In full-circle fashion, four decades after he originally applied to Sandia, Steve joined the NTESS contract as the Associate Laboratories Director for Nuclear Deterrence. He and Sharon are once again using the outdoors to acclimate to Albuquerque.
“We bought a home in an area where we could hike and mountain bike on the weekends.”
Though much of his time in recent months has been consumed by the transition, Steve says he’s trying to restore balance in his life and he thinks it’s important for all of us.
“It’s a work in progress,” he says. “The job can eat up as much time as you can give. It’s true in any position.

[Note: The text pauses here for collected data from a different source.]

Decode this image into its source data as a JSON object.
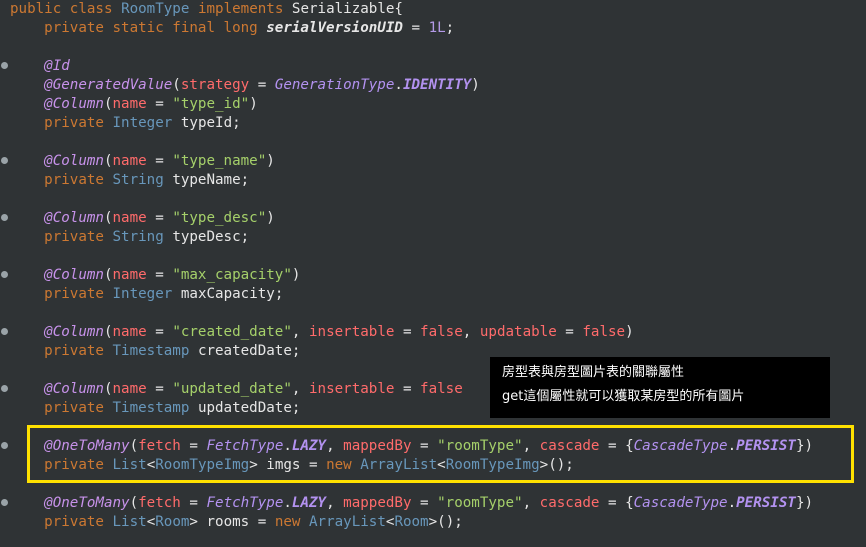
{
  "code": {
    "l1_kw1": "public",
    "l1_kw2": "class",
    "l1_cls": "RoomType",
    "l1_kw3": "implements",
    "l1_iface": "Serializable{",
    "l2_mods": "private static final long",
    "l2_field": "serialVersionUID",
    "l2_eq": " = ",
    "l2_val": "1L",
    "l2_end": ";",
    "id_ann": "@Id",
    "gv_ann": "@GeneratedValue",
    "gv_param": "strategy",
    "gv_type": "GenerationType",
    "gv_const": "IDENTITY",
    "column_ann": "@Column",
    "name_param": "name",
    "private_kw": "private",
    "integer_type": "Integer",
    "string_type": "String",
    "timestamp_type": "Timestamp",
    "col1_str": "\"type_id\"",
    "f1_name": "typeId;",
    "col2_str": "\"type_name\"",
    "f2_name": "typeName;",
    "col3_str": "\"type_desc\"",
    "f3_name": "typeDesc;",
    "col4_str": "\"max_capacity\"",
    "f4_name": "maxCapacity;",
    "col5_str": "\"created_date\"",
    "insertable_param": "insertable",
    "updatable_param": "updatable",
    "false_kw": "false",
    "f5_name": "createdDate;",
    "col6_str": "\"updated_date\"",
    "f6_name": "updatedDate;",
    "otm_ann": "@OneToMany",
    "fetch_param": "fetch",
    "fetch_type": "FetchType",
    "lazy_const": "LAZY",
    "mapped_param": "mappedBy",
    "mapped_str": "\"roomType\"",
    "cascade_param": "cascade",
    "cascade_type": "CascadeType",
    "persist_const": "PERSIST",
    "list_type": "List",
    "img_type": "RoomTypeImg",
    "f7_name": "imgs",
    "new_kw": "new",
    "arraylist_type": "ArrayList",
    "room_type": "Room",
    "f8_name": "rooms"
  },
  "tooltip": {
    "line1": "房型表與房型圖片表的關聯屬性",
    "line2": "get這個屬性就可以獲取某房型的所有圖片"
  },
  "colors": {
    "highlight_box": "#ffe100",
    "background": "#2f3335"
  }
}
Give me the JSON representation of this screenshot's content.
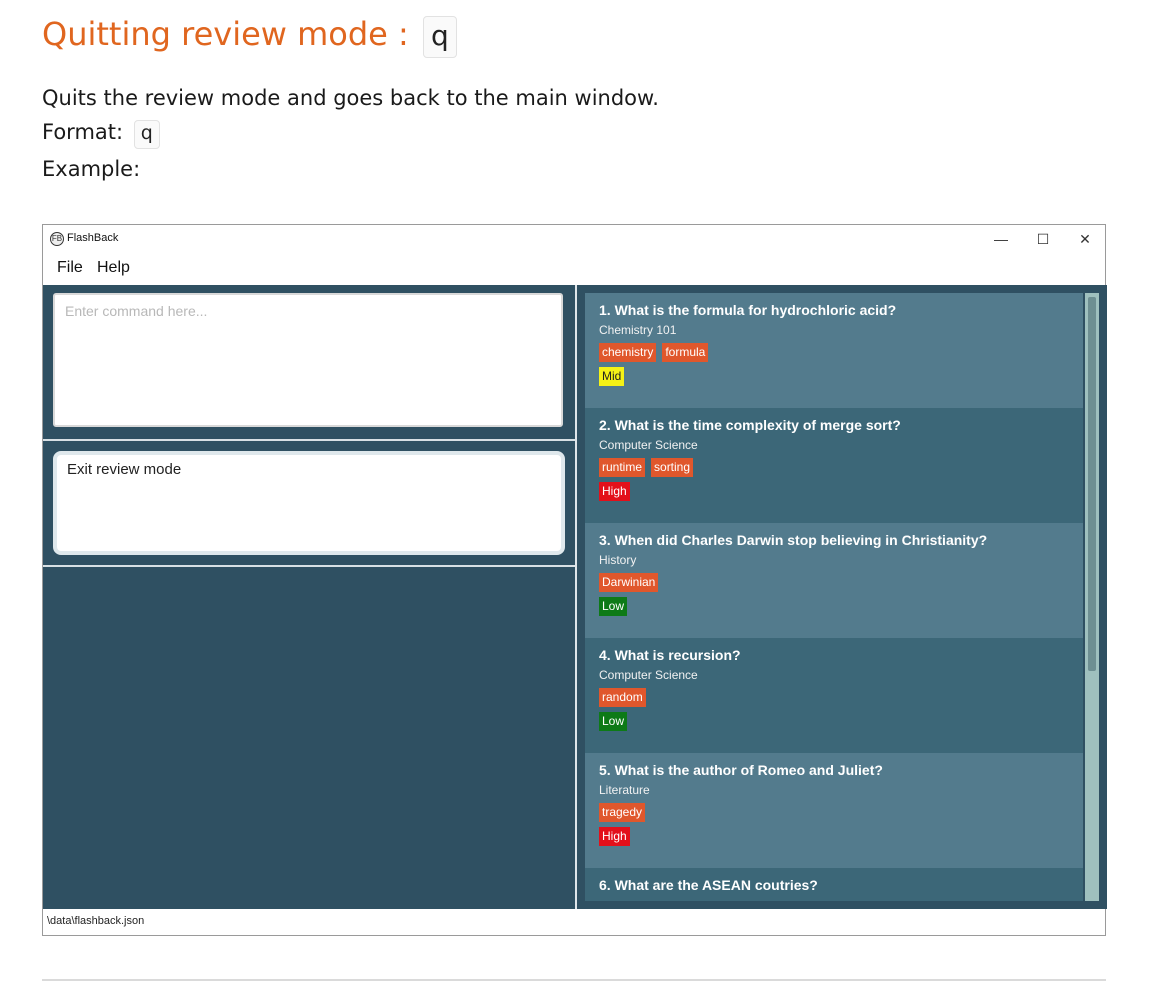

Sandia is a living organism — our people have great minds sitting atop living bodies. I’m always worried about balance, mentors, succession, the health of the organism. It’s got to relax, breathe, think, learn, exercise; it ebbs and flows. The organization evolves, adapts over time.”
Between learning the ins and outs of Sandia, meeting with sponsors in D.C., visiting Sandia/ California and the Kansas City plant, working on his first annual assessment review at Sandia, and helping to oversee the Labs’ largest nuclear weapons workload in more than 30 years, Steve says he is humbled by what he’s seen in his first four months.
“This is the job of a lifetime for me,” he says. “I want to add value here. When I see the talent involved in performing our mission, I think, ‘How did I get this lucky?’ It is such an honor to be here. I take that honor and responsibility very seriously.”